Niemand kann garantieren, dass die reformmüden Griechen ihre Zusagen einhalten werden. Neu ist, dass die Regierung nicht nur in der Kontinuität ihrer Vorgänger steht, sondern sich selbst auf Auflagen einließ. Viel hat sie nicht abmildern können. Die Gläubiger firmieren nicht länger als die verhasste Troika, sondern als „Institutionen“, die Geldgeber heißen jetzt „Partner“. Die Begriffe sind neu, die Bedingungen nicht. Bundestags-Präsident Norbert Lammert (CDU) schlug vor, ausdrücklich in einem Parlamentsbeschluss festzuhalten, dass das Programm nicht neu sei, sondern nur „verlängert“ werde.

Gerda Hasselfeldt (CSU) befürchtet „leere Versprechungen“

Die Hoffnung der neuen Regierung ist, dass sie mehr Einnahmen erzielt und sich Spielräume erwirtschaftet, um Sozialleistungen zu verbessern. In Berlin ist das Misstrauen groß, unverhohlen bei der CSU. Skepsis sei angebracht, weil das Verhalten der griechischen Regierung „nicht nur etwas forsch war“, sondern auch Zweifel an der Ernsthaftigkeit der Vorschläge geweckt habe.

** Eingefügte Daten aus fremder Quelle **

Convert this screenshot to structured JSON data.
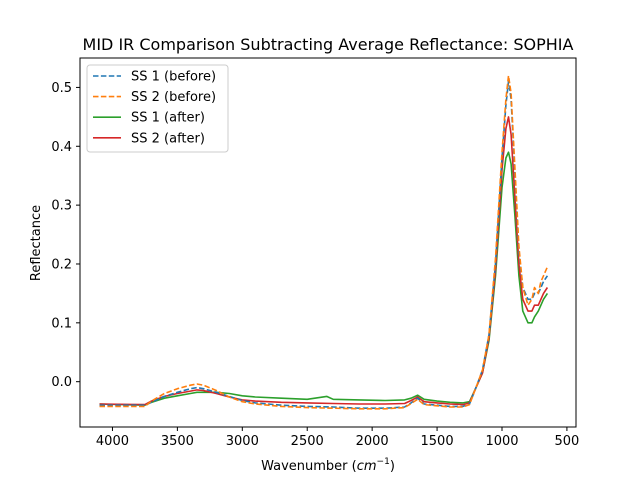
{
  "chart_data": {
    "type": "line",
    "title": "MID IR Comparison Subtracting Average Reflectance: SOPHIA",
    "xlabel_main": "Wavenumber (",
    "xlabel_unit_base": "cm",
    "xlabel_unit_exp": "−1",
    "xlabel_close": ")",
    "ylabel": "Reflectance",
    "xlim": [
      4250,
      430
    ],
    "ylim": [
      -0.077,
      0.55
    ],
    "x_reversed": true,
    "xticks": [
      4000,
      3500,
      3000,
      2500,
      2000,
      1500,
      1000,
      500
    ],
    "xtick_labels": [
      "4000",
      "3500",
      "3000",
      "2500",
      "2000",
      "1500",
      "1000",
      "500"
    ],
    "yticks": [
      0.0,
      0.1,
      0.2,
      0.3,
      0.4,
      0.5
    ],
    "ytick_labels": [
      "0.0",
      "0.1",
      "0.2",
      "0.3",
      "0.4",
      "0.5"
    ],
    "grid": false,
    "legend_position": "top-left",
    "series": [
      {
        "name": "SS 1 (before)",
        "color": "#1f77b4",
        "dash": "dashed",
        "x": [
          4100,
          3750,
          3700,
          3600,
          3500,
          3400,
          3350,
          3300,
          3200,
          3100,
          3000,
          2900,
          2700,
          2500,
          2300,
          2100,
          1900,
          1750,
          1700,
          1650,
          1600,
          1500,
          1400,
          1300,
          1250,
          1200,
          1150,
          1100,
          1050,
          1000,
          970,
          950,
          930,
          900,
          870,
          840,
          800,
          770,
          750,
          720,
          700,
          680,
          650
        ],
        "y": [
          -0.04,
          -0.04,
          -0.035,
          -0.025,
          -0.018,
          -0.012,
          -0.01,
          -0.012,
          -0.018,
          -0.025,
          -0.032,
          -0.036,
          -0.04,
          -0.042,
          -0.043,
          -0.045,
          -0.045,
          -0.043,
          -0.036,
          -0.028,
          -0.038,
          -0.04,
          -0.042,
          -0.042,
          -0.038,
          -0.01,
          0.02,
          0.08,
          0.2,
          0.38,
          0.47,
          0.51,
          0.48,
          0.35,
          0.22,
          0.16,
          0.14,
          0.14,
          0.15,
          0.15,
          0.16,
          0.17,
          0.18
        ]
      },
      {
        "name": "SS 2 (before)",
        "color": "#ff7f0e",
        "dash": "dashed",
        "x": [
          4100,
          3750,
          3700,
          3600,
          3500,
          3400,
          3350,
          3300,
          3200,
          3100,
          3000,
          2900,
          2700,
          2500,
          2300,
          2100,
          1900,
          1750,
          1700,
          1650,
          1600,
          1500,
          1400,
          1300,
          1250,
          1200,
          1150,
          1100,
          1050,
          1000,
          970,
          950,
          930,
          900,
          870,
          840,
          800,
          770,
          750,
          720,
          700,
          680,
          650
        ],
        "y": [
          -0.042,
          -0.042,
          -0.033,
          -0.02,
          -0.012,
          -0.006,
          -0.004,
          -0.006,
          -0.015,
          -0.026,
          -0.034,
          -0.038,
          -0.042,
          -0.044,
          -0.045,
          -0.046,
          -0.046,
          -0.044,
          -0.037,
          -0.03,
          -0.039,
          -0.041,
          -0.043,
          -0.043,
          -0.039,
          -0.01,
          0.02,
          0.08,
          0.21,
          0.39,
          0.48,
          0.52,
          0.49,
          0.36,
          0.23,
          0.16,
          0.13,
          0.14,
          0.16,
          0.15,
          0.17,
          0.18,
          0.195
        ]
      },
      {
        "name": "SS 1 (after)",
        "color": "#2ca02c",
        "dash": "solid",
        "x": [
          4100,
          3750,
          3700,
          3600,
          3500,
          3400,
          3350,
          3300,
          3200,
          3100,
          3000,
          2900,
          2700,
          2500,
          2350,
          2300,
          2100,
          1900,
          1750,
          1700,
          1650,
          1600,
          1500,
          1400,
          1300,
          1250,
          1200,
          1150,
          1100,
          1050,
          1000,
          970,
          950,
          930,
          900,
          870,
          840,
          800,
          770,
          750,
          720,
          700,
          680,
          650
        ],
        "y": [
          -0.038,
          -0.04,
          -0.035,
          -0.028,
          -0.024,
          -0.02,
          -0.018,
          -0.018,
          -0.018,
          -0.02,
          -0.024,
          -0.026,
          -0.028,
          -0.03,
          -0.025,
          -0.03,
          -0.031,
          -0.032,
          -0.031,
          -0.028,
          -0.023,
          -0.03,
          -0.033,
          -0.035,
          -0.036,
          -0.034,
          -0.01,
          0.015,
          0.07,
          0.18,
          0.33,
          0.38,
          0.39,
          0.37,
          0.28,
          0.18,
          0.12,
          0.1,
          0.1,
          0.11,
          0.12,
          0.13,
          0.14,
          0.15
        ]
      },
      {
        "name": "SS 2 (after)",
        "color": "#d62728",
        "dash": "solid",
        "x": [
          4100,
          3750,
          3700,
          3600,
          3500,
          3400,
          3350,
          3300,
          3200,
          3100,
          3000,
          2900,
          2700,
          2500,
          2300,
          2100,
          1900,
          1750,
          1700,
          1650,
          1600,
          1500,
          1400,
          1300,
          1250,
          1200,
          1150,
          1100,
          1050,
          1000,
          970,
          950,
          930,
          900,
          870,
          840,
          800,
          770,
          750,
          720,
          700,
          680,
          650
        ],
        "y": [
          -0.038,
          -0.039,
          -0.033,
          -0.025,
          -0.02,
          -0.016,
          -0.014,
          -0.015,
          -0.02,
          -0.026,
          -0.031,
          -0.033,
          -0.035,
          -0.036,
          -0.037,
          -0.038,
          -0.038,
          -0.037,
          -0.032,
          -0.026,
          -0.034,
          -0.036,
          -0.038,
          -0.039,
          -0.036,
          -0.01,
          0.015,
          0.075,
          0.19,
          0.36,
          0.43,
          0.45,
          0.42,
          0.31,
          0.2,
          0.14,
          0.12,
          0.12,
          0.13,
          0.13,
          0.14,
          0.15,
          0.16
        ]
      }
    ]
  }
}
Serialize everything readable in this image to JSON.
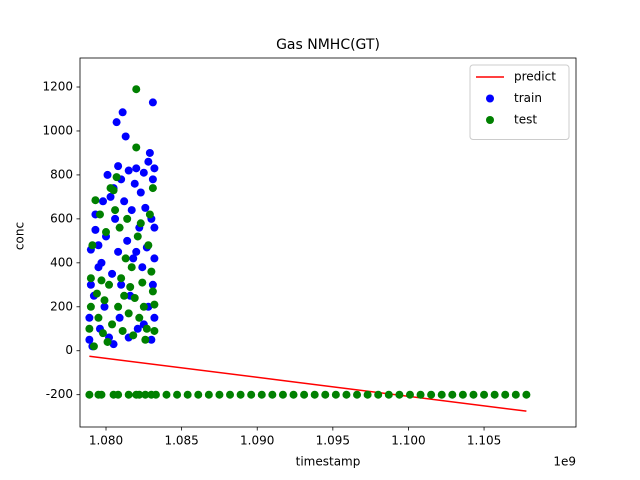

„Es dürfen keine Luftbuchungen enthalten sein und keine leeren Versprechungen“, hatte Landesgruppenchefin Gerda Hasselfeldt morgens vor Journalisten gesagt. Aber danach stimmte die Gruppe der Euro-Finanzminister in einer Telefonschaltkonferenz zu, Schäuble und Kanzlerin Angela Merkel warben umgehend für eine Verlängerung. Da schwiegen viele in Fraktion, auch Gerda Hasselfeldt.